A solid, flexible strategy will focus and grow the organisation, while strengthening its position against potential threats.

Marketing has a key role in updating and enacting strategy, as it’s responsible for the revenue generating marketing mix and external communications, and is the only business function looking outward toward the market, alongside the sales force, obviously. Other internal functions, such as operations, accounting, I.T. and so on, are ‘supply-side’ biased, entirely focused on keeping the internal core operating.

Through the gathering of marketing intelligence, the marketing department can keep a close eye on fluctuations and changes that will directly impact on the organisation’s overall strategy and develop ways to address these. These can include, for example, regulatory and legal updates that impact on how business is conducted domestically and internationally. Remaining ignorant to significant changes in the marketplace is a guaranteed way to hinder progress and risk the health of an organisation.

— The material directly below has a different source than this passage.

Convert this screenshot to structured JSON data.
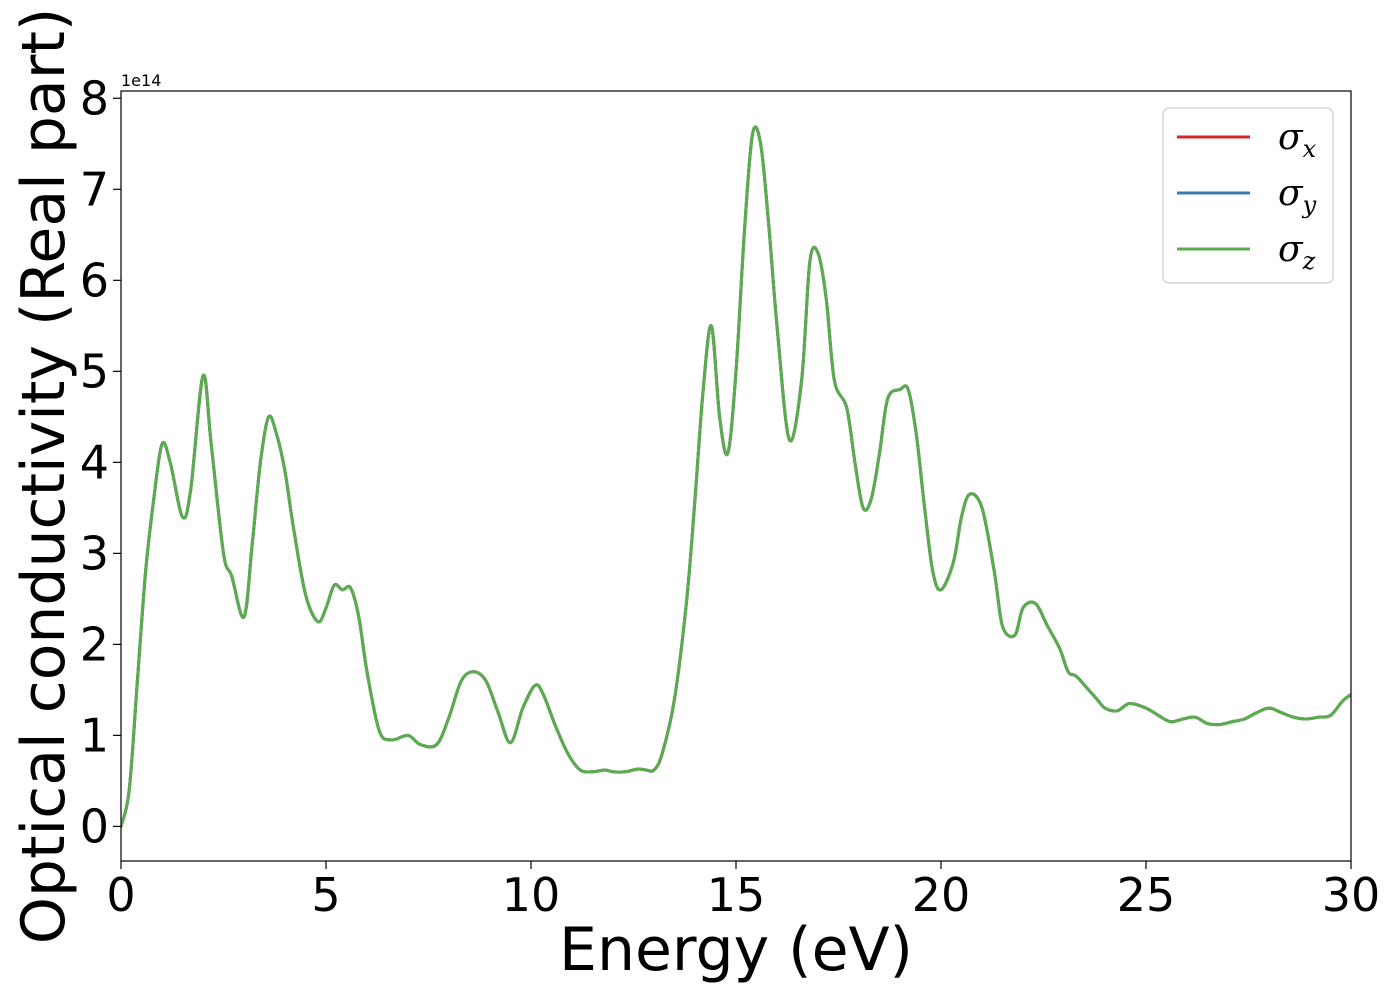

Outgoing demographic shifts need to be monitored, and not simply taken for granted. With the rise of social media and technology, the consumer is far more informed and possesses far more power than ever before. Marketing must appreciate these fluctuations and rise to the challenge of developing strategy and tactics which best capitalise on new and rising niches.

Marketing must also come to always expect and defend against new competition, who see the opportunity within change and approach the market differently, not playing by the traditional paradigms or rules. They are desperate to ‘eat the big fish’ and can quickly eat away at market share simply by thinking outside of the well-established square.